Pero también podemos leer este pasaje de otra forma y realizar nuestra propia elección narrativa y ética. La vida de las familias corrientes, así como la de los famosos y poderosos, está poblada de diálogos parecidos a este entre David y Mical. Muchas mujeres “observan desde la ventana” los comportamientos decorosos e indecorosos de sus maridos. Estas mujeres muchas veces callan en público pero después saben hablar dentro de casa con una autoridad distinta y esencial. Ciertas verdades solo se dicen y se oyen dentro de casa, cuando la familia y aquellos que nos ven de otro modo y nos quieren, nos dicen cosas que nunca nos dirían nuestros “súbditos”, empleados, electores o fans. Son verdades fundamentales para poder vivir bien. El decoro de las mujeres no es el de los varones; sus ojos ven otras cosas. Si se escuchan, sus verdades contienen la salvación de los maridos. Mical solo había visto algo que, desde su punto de observación, no era bueno ni religioso ni devoto. Pero ni el marido ni el redactor del libro de Samuel, que recoge esta antigua tradición, la entienden, y la condenan sin piedad: «Mical, hija de Saúl, no tuvo hijos en toda su vida» (6,23). Mical termina de esta manera en la gran comunidad de los descartados por Dios y por los hombres, reuniéndose con su padre Saúl y con sus hermanos.
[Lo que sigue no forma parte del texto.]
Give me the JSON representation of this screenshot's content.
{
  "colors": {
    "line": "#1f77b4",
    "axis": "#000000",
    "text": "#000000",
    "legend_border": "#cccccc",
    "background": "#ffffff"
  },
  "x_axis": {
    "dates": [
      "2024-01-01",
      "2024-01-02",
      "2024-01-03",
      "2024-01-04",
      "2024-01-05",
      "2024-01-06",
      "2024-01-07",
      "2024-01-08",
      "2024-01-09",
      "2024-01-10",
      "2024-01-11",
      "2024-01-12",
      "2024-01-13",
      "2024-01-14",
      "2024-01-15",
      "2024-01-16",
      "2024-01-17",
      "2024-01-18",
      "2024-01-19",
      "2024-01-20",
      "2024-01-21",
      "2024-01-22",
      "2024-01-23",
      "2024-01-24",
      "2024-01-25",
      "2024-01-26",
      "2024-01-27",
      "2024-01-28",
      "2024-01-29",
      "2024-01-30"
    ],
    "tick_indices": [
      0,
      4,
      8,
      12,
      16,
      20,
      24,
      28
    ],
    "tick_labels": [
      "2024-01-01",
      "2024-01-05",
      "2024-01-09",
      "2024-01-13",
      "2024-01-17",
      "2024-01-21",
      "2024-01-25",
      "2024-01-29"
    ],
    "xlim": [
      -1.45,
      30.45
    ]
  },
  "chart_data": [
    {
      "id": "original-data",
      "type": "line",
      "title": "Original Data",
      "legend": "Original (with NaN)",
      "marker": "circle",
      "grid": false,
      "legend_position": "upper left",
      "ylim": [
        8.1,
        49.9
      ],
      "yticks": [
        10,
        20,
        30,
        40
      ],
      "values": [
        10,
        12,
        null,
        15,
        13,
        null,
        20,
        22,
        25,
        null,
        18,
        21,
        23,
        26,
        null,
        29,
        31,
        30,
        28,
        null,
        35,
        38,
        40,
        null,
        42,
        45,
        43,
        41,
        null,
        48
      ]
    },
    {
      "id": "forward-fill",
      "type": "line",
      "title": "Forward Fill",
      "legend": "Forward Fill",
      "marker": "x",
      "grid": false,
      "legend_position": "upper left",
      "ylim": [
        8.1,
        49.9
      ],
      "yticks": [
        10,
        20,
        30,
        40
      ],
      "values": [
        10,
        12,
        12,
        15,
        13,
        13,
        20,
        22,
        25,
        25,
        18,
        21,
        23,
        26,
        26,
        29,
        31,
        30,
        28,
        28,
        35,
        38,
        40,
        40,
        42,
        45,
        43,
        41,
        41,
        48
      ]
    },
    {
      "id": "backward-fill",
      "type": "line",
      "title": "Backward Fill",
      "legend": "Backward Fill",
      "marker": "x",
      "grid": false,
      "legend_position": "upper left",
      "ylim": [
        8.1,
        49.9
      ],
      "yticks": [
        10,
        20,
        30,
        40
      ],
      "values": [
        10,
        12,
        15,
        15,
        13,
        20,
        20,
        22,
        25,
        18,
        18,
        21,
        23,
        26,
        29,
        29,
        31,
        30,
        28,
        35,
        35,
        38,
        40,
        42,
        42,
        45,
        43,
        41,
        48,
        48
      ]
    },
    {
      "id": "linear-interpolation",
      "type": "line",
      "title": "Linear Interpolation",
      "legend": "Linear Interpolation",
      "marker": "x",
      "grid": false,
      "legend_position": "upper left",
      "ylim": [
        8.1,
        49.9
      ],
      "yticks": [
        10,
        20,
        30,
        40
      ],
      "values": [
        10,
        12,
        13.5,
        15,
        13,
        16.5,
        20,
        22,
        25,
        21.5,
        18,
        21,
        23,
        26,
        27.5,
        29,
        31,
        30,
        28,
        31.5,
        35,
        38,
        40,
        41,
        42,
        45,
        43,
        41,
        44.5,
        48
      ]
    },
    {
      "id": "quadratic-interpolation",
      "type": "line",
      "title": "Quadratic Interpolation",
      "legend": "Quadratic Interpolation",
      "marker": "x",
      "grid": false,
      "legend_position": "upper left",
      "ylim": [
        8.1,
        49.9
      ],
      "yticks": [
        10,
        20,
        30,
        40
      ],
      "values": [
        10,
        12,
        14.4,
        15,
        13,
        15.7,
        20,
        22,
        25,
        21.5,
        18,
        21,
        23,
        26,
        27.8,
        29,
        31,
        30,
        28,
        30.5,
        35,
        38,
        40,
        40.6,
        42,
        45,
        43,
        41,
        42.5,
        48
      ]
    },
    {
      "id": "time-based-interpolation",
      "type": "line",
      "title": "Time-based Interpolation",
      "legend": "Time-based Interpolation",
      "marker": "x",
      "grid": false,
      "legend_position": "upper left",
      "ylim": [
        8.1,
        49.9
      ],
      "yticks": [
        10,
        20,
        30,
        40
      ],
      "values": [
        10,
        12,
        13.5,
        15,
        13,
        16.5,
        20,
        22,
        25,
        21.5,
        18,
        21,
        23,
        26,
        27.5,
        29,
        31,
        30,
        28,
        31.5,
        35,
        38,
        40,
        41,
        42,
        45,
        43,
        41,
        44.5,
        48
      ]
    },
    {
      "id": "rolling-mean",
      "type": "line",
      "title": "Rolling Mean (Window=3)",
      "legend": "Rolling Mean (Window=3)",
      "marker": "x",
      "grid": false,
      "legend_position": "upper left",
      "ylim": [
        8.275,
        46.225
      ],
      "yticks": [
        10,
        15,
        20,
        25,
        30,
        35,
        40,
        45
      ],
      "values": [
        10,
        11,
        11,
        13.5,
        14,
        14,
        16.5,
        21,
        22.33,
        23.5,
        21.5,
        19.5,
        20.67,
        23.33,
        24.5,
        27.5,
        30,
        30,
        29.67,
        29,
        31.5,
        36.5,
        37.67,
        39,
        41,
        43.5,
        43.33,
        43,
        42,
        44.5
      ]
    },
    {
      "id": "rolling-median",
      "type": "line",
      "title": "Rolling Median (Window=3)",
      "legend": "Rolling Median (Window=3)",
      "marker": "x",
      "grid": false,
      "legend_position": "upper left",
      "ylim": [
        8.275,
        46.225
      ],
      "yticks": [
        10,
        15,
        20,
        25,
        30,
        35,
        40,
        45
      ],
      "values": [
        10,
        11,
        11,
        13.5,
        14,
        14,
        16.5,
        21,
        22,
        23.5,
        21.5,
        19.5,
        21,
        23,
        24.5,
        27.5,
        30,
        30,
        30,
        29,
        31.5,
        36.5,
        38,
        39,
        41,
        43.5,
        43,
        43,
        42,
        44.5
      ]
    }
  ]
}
Nosotros podemos dejarla ahí, como han hecho la mayor parte de los comentaristas de este pasaje, abandonada en las periferias existenciales de la Biblia en compañía de los ciegos y los cojos de David. Pero podemos decidir rescatarla, y con ella rescatar a muchas mujeres condenadas y descartadas por la historia y por la vida solo por haber dicho a los maridos y a los poderosos palabras distintas, no aduladoras y más verdaderas, que se han convertido en su condena y muchas veces, en su martirio.
La Biblia y el Evangelio no son suficientes para rescatar a las víctimas y a los pobres. Nos lo enseña la historia. Es esencial nuestra libertad. En las historias de la Biblia demasiadas veces faltamos nosotros, sus lectores. Para llegar hasta la habitación de Mical y decirle: “te entiendo”, debemos querer y elegir hacerlo. Si no es así, no pasamos del umbral de la habitación y de la Biblia. La lectura bíblica es fecunda si se convierte en un ejercicio espiritual y moral para ver y levantar a los humildes y a los humillados, y por tanto para salvar a Dios, a quien demasiadas veces se le coloca de parte de los fuertes y de los vencedores.